Das Bangen vor der großen Baustelle
Nirgendwo sonst in Wien sind so viele kleine Unternehmer vom U-Bahn-Ausbau betroffen wie rund um die künftige U2-Station Neubaugasse. Der Angst vor Umsatzeinbrüchen durch die jahrelange Baustelle wollen sie nun mit kreativen Ideen begegnen.
Das Schreckgespenst, sagt Stephan Klein, sei langsam angeschlichen. Zwei oder drei Jahre habe es zuerst geheißen, dann waren es drei bis fünf – und nun dürften es, rechnet man die Vorarbeiten, die bereits losgegangen sind, und die Neugestaltung der Oberflächen danach mit, ganze acht Jahre werden.
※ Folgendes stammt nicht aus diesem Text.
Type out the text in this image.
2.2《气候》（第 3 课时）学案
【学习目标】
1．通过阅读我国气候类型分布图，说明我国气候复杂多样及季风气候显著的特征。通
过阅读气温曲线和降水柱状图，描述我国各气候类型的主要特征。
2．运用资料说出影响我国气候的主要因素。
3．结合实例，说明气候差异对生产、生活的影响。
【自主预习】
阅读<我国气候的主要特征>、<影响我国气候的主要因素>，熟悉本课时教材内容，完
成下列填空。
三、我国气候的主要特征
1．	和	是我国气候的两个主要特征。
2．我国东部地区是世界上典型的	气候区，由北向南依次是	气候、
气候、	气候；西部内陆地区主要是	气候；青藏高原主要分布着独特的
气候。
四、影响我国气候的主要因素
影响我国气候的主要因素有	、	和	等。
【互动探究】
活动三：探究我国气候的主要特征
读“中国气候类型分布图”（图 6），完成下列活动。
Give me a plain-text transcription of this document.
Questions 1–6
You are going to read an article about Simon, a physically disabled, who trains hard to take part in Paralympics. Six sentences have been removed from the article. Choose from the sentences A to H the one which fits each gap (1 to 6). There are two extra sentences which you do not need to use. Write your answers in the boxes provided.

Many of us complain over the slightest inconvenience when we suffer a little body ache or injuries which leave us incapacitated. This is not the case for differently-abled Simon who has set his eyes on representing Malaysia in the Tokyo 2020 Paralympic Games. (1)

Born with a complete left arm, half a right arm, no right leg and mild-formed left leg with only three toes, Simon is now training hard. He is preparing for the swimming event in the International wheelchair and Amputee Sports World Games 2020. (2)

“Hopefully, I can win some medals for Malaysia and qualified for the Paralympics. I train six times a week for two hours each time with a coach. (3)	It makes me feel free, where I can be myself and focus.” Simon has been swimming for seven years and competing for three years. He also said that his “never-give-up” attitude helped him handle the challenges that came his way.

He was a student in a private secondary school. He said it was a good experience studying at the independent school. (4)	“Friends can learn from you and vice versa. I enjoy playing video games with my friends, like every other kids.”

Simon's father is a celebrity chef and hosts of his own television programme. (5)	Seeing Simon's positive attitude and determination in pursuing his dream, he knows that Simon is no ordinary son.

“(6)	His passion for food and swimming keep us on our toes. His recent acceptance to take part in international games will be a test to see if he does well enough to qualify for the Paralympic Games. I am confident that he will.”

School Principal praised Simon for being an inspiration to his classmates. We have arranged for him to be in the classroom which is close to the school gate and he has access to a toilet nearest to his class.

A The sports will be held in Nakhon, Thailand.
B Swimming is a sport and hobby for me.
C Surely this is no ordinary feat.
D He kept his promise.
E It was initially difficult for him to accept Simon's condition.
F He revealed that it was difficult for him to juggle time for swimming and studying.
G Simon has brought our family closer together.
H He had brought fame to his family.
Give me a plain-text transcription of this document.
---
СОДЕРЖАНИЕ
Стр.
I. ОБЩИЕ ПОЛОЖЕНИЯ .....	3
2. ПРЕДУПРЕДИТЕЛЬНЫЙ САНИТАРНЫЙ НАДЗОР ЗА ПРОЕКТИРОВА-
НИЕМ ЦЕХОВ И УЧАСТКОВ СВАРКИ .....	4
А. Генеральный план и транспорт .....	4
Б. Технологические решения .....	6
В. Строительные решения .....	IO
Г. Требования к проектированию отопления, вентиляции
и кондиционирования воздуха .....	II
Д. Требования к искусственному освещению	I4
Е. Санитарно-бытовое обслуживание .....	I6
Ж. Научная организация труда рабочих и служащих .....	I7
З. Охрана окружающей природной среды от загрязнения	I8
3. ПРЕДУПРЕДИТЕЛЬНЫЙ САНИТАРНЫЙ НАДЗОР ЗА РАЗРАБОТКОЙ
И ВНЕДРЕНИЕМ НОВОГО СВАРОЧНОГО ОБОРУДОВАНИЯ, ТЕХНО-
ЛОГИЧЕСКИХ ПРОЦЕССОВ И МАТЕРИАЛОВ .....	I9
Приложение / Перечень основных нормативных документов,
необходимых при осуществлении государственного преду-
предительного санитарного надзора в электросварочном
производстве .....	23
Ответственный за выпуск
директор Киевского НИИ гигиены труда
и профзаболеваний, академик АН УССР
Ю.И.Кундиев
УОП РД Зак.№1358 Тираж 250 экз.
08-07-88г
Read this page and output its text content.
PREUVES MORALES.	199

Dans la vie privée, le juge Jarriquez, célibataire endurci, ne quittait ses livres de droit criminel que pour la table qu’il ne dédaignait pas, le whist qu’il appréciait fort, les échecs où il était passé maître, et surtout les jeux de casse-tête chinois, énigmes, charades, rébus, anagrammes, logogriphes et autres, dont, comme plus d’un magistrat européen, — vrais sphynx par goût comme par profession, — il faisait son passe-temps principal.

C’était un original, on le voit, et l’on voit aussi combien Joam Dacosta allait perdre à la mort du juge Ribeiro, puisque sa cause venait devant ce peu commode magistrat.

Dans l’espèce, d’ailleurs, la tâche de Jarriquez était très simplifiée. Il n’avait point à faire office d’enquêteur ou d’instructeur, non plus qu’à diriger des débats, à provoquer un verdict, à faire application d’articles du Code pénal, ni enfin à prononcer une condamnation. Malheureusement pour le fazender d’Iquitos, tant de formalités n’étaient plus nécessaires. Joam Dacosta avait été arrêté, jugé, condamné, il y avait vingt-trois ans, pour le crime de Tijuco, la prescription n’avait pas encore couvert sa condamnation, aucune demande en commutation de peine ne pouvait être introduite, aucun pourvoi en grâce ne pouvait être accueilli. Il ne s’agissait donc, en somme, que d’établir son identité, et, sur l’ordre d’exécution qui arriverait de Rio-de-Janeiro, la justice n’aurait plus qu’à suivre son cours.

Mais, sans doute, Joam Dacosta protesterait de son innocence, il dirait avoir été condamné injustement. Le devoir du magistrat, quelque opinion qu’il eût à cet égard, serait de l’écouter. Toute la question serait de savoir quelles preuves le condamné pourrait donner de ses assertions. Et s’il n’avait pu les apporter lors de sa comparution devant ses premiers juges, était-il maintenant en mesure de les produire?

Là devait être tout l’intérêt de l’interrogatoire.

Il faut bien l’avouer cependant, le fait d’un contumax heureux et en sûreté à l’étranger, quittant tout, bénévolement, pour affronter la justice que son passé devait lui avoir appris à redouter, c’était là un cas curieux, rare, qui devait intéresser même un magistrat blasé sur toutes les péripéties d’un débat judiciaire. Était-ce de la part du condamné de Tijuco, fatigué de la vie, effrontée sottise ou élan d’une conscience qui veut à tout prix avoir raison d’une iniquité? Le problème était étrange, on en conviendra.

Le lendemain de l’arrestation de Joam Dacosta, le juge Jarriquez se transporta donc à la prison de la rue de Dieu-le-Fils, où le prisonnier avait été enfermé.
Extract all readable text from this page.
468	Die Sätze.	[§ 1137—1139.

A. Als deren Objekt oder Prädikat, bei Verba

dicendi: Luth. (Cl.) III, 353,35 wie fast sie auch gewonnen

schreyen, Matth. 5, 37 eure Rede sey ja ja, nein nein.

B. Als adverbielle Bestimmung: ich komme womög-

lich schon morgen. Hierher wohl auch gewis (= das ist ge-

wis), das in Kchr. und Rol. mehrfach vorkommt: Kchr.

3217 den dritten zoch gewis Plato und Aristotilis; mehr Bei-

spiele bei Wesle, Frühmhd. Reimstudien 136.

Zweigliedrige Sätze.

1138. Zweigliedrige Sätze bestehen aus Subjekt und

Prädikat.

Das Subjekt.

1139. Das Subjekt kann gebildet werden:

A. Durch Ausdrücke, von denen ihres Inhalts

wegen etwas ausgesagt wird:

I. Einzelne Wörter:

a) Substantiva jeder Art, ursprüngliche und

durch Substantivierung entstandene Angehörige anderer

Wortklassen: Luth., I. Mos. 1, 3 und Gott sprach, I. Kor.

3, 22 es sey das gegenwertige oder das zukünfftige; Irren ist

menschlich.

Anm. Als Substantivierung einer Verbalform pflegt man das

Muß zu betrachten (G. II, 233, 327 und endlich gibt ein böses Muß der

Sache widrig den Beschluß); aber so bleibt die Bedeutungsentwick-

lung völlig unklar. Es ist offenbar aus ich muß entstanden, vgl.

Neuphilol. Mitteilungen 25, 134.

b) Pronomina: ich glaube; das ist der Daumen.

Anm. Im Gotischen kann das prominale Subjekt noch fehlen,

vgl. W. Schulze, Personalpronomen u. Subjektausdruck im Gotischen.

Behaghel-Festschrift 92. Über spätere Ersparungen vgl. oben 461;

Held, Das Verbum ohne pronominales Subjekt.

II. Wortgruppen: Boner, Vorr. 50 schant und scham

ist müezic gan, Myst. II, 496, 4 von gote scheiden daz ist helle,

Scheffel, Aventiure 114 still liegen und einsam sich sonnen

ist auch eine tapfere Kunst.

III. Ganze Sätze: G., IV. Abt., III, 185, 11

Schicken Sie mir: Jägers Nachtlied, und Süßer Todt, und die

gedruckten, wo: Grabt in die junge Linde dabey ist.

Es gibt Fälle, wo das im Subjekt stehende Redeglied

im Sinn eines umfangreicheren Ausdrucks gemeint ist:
Acht Jahre, bis 2026, wird es dauern, bis sich das nun doch ziemlich große Schreckgespenst, das sich „U-Bahn-Baustelle“nennt, wieder verzogen hat, die U2 auf ihrer neuen Strecke vom Rathaus über die Station Neubaugasse in Richtung Matzleinsdorfer Platz unterwegs sein wird, sämtliche Spuren der Bauarbeiten von der Oberfläche verschwunden sind – und das Grätzel eine Aufwertung erfahren wird.
In den nächsten Jahren wird an vielen Ecken Wiens gleichzeitig an Stationen und Strecken der neuen U5 und der U2 gebaut: Aber nirgendwo sonst sind so viele Händler und Gastronomen so unmittelbar betroffen wie rund um die Kirchengasse im siebenten Bezirk, wo unter anderem ein Abgang zur Station und Lifte entstehen: Eine jahrelange Baustelle, auch wenn es zwischendurch Phasen ohne Bauarbeiten geben wird, die für manche der kleinen Unternehmer in der Kirchen- und ihrer Nebengassen existenzbedrohend sein könnte. Lärm, Umleitungen, zeitweise Straßensperren, (noch) weniger Parkplätze, Baulöcher hier und dort: All das könnte, fürchten viele in der Gegend, die Kunden abschrecken, die Umsätze einbrechen lassen.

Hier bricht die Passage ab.